Physicians may also benefit from additional education or training regarding how to best conduct these cost discussions with patients and as to what resources are available. While a majority of oncologists agree that having these discussions is a critical component of shared decision making, a large proportion express discomfort in having them (87). A portion of oncologists also believe that clinical encounters are not appropriate venues for discussions of cost, with concerns that societal cost should not play a role in clinical decision making (87). An important distinction to make here is that affordability conversations with patients only help patients better afford the best possible care. ASCO’s guidelines have made it clear that in order to address the rising cost of cancer care, physicians must take on a greater responsibility in engaging patients in such discussions.
Conclusions
The development of molecular and immune therapies for the treatment of cancer has greatly improved outcomes and survival for patients. However, drastically increasing drug prices and marginal improvements in efficacy of newly approved agents has led to a significant increase in patient financial burden with minimal improvements in their clinical benefit. As a result, patients are experiencing increasing financial toxicity from these therapies which has a direct impact on their quality of life, treatment adherence, and outcomes.

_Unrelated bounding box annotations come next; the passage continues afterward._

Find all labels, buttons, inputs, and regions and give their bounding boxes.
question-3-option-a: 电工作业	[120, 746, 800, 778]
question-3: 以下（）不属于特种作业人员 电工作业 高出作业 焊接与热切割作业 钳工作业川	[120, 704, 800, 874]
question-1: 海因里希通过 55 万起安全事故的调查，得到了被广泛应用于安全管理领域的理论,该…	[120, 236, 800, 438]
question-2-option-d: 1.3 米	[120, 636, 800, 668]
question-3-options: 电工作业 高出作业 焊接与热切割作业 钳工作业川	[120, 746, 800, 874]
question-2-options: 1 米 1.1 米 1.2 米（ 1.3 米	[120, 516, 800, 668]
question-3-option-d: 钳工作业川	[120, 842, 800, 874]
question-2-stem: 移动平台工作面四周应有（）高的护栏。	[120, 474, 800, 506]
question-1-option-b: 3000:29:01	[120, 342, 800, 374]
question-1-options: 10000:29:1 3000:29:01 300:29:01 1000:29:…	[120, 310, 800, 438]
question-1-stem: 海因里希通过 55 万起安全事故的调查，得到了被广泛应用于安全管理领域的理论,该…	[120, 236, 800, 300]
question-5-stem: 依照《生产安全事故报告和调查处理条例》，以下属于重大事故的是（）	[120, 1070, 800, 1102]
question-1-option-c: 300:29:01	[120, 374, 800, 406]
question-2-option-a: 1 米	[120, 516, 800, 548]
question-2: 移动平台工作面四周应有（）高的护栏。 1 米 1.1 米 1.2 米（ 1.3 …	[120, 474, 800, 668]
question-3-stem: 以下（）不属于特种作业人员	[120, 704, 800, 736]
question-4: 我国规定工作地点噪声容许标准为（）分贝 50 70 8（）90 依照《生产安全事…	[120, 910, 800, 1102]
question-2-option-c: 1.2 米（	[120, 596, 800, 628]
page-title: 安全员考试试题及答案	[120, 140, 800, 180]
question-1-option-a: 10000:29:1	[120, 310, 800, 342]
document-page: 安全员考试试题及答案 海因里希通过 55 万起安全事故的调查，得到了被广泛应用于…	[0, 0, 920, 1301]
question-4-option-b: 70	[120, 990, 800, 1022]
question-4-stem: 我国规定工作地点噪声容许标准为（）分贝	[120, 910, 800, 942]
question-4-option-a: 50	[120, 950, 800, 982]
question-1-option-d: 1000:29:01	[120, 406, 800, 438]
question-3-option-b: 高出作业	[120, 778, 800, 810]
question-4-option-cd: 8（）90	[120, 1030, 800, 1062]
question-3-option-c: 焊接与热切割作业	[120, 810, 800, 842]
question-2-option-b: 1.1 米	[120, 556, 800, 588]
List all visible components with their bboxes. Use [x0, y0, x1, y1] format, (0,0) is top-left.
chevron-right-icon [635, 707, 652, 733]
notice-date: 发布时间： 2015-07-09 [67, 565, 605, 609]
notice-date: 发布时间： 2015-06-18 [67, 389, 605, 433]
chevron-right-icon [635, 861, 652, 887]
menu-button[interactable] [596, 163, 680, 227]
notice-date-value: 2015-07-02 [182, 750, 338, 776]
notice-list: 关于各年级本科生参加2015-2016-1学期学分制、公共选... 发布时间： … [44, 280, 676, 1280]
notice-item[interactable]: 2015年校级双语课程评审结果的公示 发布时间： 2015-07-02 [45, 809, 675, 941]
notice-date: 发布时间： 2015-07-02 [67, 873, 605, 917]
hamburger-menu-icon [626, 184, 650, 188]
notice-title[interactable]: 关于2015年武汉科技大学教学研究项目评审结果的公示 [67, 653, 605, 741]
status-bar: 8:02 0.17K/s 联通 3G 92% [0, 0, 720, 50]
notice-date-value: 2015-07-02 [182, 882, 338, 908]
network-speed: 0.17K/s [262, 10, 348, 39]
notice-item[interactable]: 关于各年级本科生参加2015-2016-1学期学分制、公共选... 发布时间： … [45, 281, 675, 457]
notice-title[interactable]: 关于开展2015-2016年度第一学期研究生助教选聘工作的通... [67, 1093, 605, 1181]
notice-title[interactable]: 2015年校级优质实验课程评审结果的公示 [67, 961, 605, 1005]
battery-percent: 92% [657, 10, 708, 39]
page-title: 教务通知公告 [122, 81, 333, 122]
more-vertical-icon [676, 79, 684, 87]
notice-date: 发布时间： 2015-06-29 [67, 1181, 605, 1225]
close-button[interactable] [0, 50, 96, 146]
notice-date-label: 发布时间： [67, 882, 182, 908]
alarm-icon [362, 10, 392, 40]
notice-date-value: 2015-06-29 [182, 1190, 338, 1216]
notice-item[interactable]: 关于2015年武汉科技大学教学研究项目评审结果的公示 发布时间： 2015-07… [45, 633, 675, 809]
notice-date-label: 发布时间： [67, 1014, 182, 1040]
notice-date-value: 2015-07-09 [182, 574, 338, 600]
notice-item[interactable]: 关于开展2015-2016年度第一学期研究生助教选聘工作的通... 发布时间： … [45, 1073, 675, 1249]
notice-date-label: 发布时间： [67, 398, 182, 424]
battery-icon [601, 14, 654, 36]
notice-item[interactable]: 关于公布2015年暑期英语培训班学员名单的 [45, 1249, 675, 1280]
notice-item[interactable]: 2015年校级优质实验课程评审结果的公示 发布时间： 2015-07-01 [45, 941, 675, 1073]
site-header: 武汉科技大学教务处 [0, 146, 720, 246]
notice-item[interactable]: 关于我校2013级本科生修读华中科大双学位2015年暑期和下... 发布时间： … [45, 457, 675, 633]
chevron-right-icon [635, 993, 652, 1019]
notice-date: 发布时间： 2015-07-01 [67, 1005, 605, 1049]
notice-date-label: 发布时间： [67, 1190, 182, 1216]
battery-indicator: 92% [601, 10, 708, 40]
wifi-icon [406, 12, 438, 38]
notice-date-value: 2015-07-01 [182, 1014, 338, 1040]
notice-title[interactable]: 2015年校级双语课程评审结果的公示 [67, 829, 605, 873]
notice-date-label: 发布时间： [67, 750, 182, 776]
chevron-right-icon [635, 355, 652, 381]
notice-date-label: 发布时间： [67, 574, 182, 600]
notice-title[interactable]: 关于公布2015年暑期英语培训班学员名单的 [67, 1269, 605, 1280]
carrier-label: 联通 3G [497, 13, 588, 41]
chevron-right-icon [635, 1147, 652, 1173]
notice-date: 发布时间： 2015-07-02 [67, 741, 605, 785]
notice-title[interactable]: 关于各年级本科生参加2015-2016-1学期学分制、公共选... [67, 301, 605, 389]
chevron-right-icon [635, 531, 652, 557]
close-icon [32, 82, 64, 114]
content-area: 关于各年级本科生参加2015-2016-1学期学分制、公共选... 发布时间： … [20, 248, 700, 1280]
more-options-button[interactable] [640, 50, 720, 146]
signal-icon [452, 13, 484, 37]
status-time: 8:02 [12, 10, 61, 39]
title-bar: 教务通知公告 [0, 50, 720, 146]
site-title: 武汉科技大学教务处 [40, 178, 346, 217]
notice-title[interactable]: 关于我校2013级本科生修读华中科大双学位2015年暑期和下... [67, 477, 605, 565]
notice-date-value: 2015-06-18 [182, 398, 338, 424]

This review has highlighted some of the issues surrounding the skyrocketing price of targeted therapies such as the rationale behind pricing, trends in launch pricing and in pricing after drugs enter the market, how financial toxicity impacts patients, and potential solutions. It is clear that a new approach must be taken in the way new drugs are assessed for value, and that the current model for reimbursement must be altered so that new targeted therapies are chosen based on cost-effectiveness instead of those that provide maximal profit. Furthermore, cost discussions need to be implemented as part of routine clinical care and clinically useful screening tools need to be developed to screen for patients most at risk. The responsibility lies with all parties—industry members, payers, providers, and patients—to collaborate and find solutions that are to the benefit of all.
Acknowledgements
None.
Footnote
Conflicts of Interest: Dr. SY Zafar reports the following potential conflicts of interest: employment, Novartis (spouse); stocks, Novartis (spouse); consulting, AIM Speciality Health. DR. G Tran has no conflicts of interest to declare.